In British Columbia, an individual and a Society in Vancouver who have worked with prostitutes for over 30 years asked for standing to challenge Canada’s prostitution laws under the Charter. The Supreme Court of Canada said that in determining whether to grant public standing to applicants, courts should consider three factors:
- whether the case raises a serious justiciable issue;
- whether the party bringing the case has a real stake in the proceedings or is engaged with the issues that it raises; and
- whether the proposed suit is a reasonable and effective means to bring the case to court.
The Supreme Court said that it was clear that the applicants met the first two factors; the matter is serious and the applicants have a real stake in the proceedings. The Court ruled that the applicants also met the requirements of the third factor, substituting the words “a reasonable and effective means” from the previous formulation, which stipulated that “no other” reasonable and effective means exist. Justice Thomas Cromwell wrote that judges should take a “liberal, generous and purposive approach to granting public interest standing.”

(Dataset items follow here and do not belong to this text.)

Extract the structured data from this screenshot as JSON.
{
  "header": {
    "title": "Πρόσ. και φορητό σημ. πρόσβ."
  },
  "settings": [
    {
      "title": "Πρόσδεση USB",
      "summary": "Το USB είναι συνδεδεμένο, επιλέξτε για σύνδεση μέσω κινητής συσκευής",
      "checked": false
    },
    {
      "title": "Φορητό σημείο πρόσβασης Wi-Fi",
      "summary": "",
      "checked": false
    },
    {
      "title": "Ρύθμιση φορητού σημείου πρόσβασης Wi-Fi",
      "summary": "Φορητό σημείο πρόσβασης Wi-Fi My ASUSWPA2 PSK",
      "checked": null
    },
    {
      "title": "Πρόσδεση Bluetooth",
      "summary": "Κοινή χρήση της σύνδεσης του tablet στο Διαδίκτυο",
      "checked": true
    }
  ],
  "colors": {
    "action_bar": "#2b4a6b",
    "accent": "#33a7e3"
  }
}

The Court referenced the Ontario case of Bedford v. Attorney General (Canada), but noted that a case that raises many of the same issues in Ontario may not be binding in another province, and that the applicants in these two cases are quite different.
It wrote:
This case constitutes public interest litigation: the respondents have raised issues of public importance that transcend their immediate interests. Their challenge is comprehensive, relating as it does to nearly the entire legislative scheme. It provides an opportunity to assess through the constitutional lens the overall effect of this scheme on those most directly affected by it.